The main reason for applying masking to a data field is to protect data that is classified as personal identifiable data, personal sensitive data or commercially sensitive data, however the data must remain usable for the purposes of undertaking valid test cycles. It must also look real and appear consistent. It is more common to have masking applied to data that is represented outside of a corporate production system. In other words where data is needed for the purpose of application development, building program extensions and conducting various test cycles. It is common practice in enterprise computing to take data from the production systems to fill the data component, required for these non-production environments. However the practice is not always restricted to non-production environments. In some organisations, data that appears on terminal screens to call centre operators may have masking dynamically applied based on user security permissions. (eg: Preventing call centre operators from viewing Credit Card Numbers in billing systems)
The primary concern from a corporate governance perspective is that personnel conducting work in these non-production environments are not always security cleared to operate with the information contained in the production data. This practice represents a security hole where data can be copied by unathorised personnel and security measures associated with standard production level controls can be easily bypassed.
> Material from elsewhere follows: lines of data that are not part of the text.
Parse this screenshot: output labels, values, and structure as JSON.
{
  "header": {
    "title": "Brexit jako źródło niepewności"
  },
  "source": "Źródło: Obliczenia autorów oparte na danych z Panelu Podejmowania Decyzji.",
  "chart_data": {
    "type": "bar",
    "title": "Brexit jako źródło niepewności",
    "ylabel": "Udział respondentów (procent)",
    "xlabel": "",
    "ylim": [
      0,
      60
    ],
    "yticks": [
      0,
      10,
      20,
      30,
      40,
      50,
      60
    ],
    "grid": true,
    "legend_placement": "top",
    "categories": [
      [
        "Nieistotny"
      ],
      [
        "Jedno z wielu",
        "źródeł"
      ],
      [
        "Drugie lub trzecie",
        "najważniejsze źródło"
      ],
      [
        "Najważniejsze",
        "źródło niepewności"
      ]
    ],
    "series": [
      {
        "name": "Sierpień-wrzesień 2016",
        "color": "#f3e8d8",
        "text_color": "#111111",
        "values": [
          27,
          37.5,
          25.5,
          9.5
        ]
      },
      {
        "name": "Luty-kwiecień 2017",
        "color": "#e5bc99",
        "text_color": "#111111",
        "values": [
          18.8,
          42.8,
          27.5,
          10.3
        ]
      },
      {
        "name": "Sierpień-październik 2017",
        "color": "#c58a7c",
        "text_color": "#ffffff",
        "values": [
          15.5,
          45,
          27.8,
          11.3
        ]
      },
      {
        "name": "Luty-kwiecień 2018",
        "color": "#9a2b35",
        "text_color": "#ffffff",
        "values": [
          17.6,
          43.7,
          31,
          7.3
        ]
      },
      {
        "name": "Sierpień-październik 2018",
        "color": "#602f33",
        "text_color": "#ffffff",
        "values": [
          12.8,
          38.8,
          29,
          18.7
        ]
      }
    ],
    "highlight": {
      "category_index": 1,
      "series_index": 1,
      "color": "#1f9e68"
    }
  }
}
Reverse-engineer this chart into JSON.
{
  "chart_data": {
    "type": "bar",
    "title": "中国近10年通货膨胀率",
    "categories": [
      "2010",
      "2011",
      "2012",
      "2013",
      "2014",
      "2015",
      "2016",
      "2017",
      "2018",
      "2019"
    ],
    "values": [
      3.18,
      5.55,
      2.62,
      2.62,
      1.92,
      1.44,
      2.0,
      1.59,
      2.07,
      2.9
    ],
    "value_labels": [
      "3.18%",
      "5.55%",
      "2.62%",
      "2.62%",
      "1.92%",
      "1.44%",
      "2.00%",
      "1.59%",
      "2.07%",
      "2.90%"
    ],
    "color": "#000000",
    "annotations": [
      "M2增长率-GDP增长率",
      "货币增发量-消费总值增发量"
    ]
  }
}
This represents an access point for a data security breach.
A key requirement for any data masking and obfuscation practice is that the data must remain meaningful at several levels.
Firstly, it must remain meaningful for the application logic. For example, if elements of addresses are to be obfuscated and city and suburbs are replaced with substitute cities or suburbs, then, if within the application there is a feature that validates postcode or post code lookup, that function must still be allowed to operate without error and operate as expected. The same is also true for Credit Card algorithm validation checks and Social Security Number validations.
Secondly, the data must be sufficiently treated so that it is not obvious that the masked data is from a source of production data. For example, it may be common knowledge in an organisation that there are 10 senior managers all earning in excess of $300K. If in a test environment of the organisations HR System there are also 10 identities in the same earning bracket, then other information could be pieced together to reverse engineer a real life identity. Theoretically, if the data is obviously masked or obfuscated, then it would be reasonable for someone with data breach intentions to assume that they could reverse engineer identity data if they had some degree of knowledge of the identities in the production data set. It is for this reason that data obfucation or masking of a data set is conducted in such a manner as to ensure that identity and sensitive data records are protected and not just the individual data elements in discrete fields and tables.